IAP Digital Chart updated: new rules for influencers

On 1 June 2023, Istituto dell'Autodisciplina Pubblicitaria (IAP) published an updated version of the Digital Chart Regulation, a document on the recognizability of marketing communication distributed over the internet, containing guidelines and transparency criteria addressed to operators and users including so-called influencers.

The updated version introduced a number of significant changes to practices relating to endorsement initiatives for brand and product promotional purposes.

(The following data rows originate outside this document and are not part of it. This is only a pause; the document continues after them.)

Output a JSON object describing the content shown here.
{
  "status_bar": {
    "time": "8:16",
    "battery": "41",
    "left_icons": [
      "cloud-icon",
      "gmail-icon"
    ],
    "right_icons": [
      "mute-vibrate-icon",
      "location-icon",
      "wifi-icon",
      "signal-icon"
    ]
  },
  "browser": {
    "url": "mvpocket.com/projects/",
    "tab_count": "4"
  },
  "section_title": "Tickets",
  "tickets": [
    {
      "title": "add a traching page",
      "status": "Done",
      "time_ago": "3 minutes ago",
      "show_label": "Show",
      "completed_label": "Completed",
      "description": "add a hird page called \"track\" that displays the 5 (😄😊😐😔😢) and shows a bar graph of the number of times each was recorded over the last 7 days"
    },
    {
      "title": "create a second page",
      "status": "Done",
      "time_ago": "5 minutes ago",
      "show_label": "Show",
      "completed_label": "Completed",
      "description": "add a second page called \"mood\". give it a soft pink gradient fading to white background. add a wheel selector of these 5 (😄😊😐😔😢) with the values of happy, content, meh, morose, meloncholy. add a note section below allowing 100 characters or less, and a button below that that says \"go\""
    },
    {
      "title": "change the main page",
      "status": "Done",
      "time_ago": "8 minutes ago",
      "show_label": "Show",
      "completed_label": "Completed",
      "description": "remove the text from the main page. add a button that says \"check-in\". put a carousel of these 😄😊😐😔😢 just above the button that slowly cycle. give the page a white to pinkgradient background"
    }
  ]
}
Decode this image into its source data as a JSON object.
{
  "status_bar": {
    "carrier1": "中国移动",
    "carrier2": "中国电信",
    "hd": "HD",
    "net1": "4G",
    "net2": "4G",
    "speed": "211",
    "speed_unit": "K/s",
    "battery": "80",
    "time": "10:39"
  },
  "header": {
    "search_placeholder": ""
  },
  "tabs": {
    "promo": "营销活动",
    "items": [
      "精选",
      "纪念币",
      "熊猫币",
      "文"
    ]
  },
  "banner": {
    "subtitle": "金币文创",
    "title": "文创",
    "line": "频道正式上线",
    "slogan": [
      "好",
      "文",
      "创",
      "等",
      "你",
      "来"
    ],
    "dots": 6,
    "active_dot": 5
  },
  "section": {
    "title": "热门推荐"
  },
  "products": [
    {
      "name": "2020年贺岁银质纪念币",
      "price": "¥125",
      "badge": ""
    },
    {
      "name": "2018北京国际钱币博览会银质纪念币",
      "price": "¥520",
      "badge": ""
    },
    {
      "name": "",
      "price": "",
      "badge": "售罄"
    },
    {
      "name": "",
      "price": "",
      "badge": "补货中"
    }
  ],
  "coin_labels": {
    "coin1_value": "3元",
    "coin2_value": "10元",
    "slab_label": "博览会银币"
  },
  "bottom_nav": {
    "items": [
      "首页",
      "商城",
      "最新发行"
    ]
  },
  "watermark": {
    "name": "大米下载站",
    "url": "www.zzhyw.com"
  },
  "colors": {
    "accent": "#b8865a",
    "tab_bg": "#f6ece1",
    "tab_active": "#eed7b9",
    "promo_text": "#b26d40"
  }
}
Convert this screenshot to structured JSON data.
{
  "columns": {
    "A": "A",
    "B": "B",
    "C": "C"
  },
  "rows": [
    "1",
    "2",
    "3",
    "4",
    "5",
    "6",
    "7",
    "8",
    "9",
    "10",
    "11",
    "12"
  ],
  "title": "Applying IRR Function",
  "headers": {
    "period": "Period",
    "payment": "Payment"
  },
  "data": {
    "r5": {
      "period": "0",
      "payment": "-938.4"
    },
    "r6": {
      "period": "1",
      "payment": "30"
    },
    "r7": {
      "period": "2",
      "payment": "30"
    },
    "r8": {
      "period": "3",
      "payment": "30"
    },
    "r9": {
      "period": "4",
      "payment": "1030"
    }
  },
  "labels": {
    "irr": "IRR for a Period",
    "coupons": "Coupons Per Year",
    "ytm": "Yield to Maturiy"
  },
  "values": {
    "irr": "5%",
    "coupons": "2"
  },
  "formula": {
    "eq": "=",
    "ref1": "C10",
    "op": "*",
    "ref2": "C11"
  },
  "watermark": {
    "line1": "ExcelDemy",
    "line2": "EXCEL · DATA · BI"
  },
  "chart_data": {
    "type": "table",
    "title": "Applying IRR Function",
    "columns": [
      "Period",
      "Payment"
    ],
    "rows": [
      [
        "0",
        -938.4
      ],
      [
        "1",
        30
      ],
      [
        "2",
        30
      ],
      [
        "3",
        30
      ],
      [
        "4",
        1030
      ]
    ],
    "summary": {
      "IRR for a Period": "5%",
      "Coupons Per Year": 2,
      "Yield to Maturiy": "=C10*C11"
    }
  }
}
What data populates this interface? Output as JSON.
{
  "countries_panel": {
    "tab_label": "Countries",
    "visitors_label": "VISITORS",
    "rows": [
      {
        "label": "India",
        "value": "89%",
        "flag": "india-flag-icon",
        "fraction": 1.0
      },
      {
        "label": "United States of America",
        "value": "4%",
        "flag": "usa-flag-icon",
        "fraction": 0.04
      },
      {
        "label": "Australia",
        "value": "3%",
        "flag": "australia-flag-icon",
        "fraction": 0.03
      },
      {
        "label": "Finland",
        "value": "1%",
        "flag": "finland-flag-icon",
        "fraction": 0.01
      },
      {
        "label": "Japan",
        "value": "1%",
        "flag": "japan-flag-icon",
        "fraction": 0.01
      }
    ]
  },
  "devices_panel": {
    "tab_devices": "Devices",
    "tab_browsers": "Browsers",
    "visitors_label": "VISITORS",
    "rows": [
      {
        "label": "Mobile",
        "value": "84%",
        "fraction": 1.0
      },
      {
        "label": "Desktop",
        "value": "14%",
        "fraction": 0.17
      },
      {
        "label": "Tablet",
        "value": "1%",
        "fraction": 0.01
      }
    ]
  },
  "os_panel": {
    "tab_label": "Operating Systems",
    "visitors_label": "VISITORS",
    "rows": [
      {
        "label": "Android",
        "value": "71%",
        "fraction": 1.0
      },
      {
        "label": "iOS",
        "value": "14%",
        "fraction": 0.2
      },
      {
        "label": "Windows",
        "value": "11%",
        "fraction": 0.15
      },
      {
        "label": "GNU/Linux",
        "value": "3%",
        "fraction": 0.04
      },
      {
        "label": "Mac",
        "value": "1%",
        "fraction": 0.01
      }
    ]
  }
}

Firstly, with reference to the recognizability of marketing communication, an obligation has been introduced to make the promotional purpose of a message manifest also in the case of sharing or 'reposting' of the message on other online platforms and interfaces, including social media. The IAP, in this regard, points out that it is always good practice to ensure that the tags used, in the original content, remain when that content is shared or disseminated on different platforms and that the disclosure therefore does not disappear.

The new regulation then recognises the possibility that influencers can be not only human, but also virtual, with similar transparency obligations.

Furthermore, the updated document regulates the so-called 'call to action', i.e. the invitation to perform a certain action (such as an invitation by an influencer to his/her followers to publish content with tags and hashtags). In particular, the influencer must exhort users to disclose the promotional nature of the content linked to a brand/product/service published by these users at the invitation of the influencer. This provision is in line with AGCM guidance (see the British Tobacco case here).

With reference to the occasional sending of its products to the influencer, for free or for a nominal sum, it is obligatory for the influencer to insert a disclaimer in their posts or in other communications distributed on the net that mention or represent such products, the equivalent of "product sent by the ... brand".. The advertiser must inform the influencer, clearly and unequivocally, at the time of sending the product, of the existence of the obligation to include such a disclaimer (and its liability is limited to such notice).

Finally, with reference to discount codes and to the practices of so-called 'affiliate marketing', through which the influencer is rewarded with a commission and/or other advantage, for having provided a specific result to an advertiser, the Regulation obliges the influencer to insert a clear statement within the published contents that contains the discount code or the affiliate link, that makes clear the promotional purpose of the same.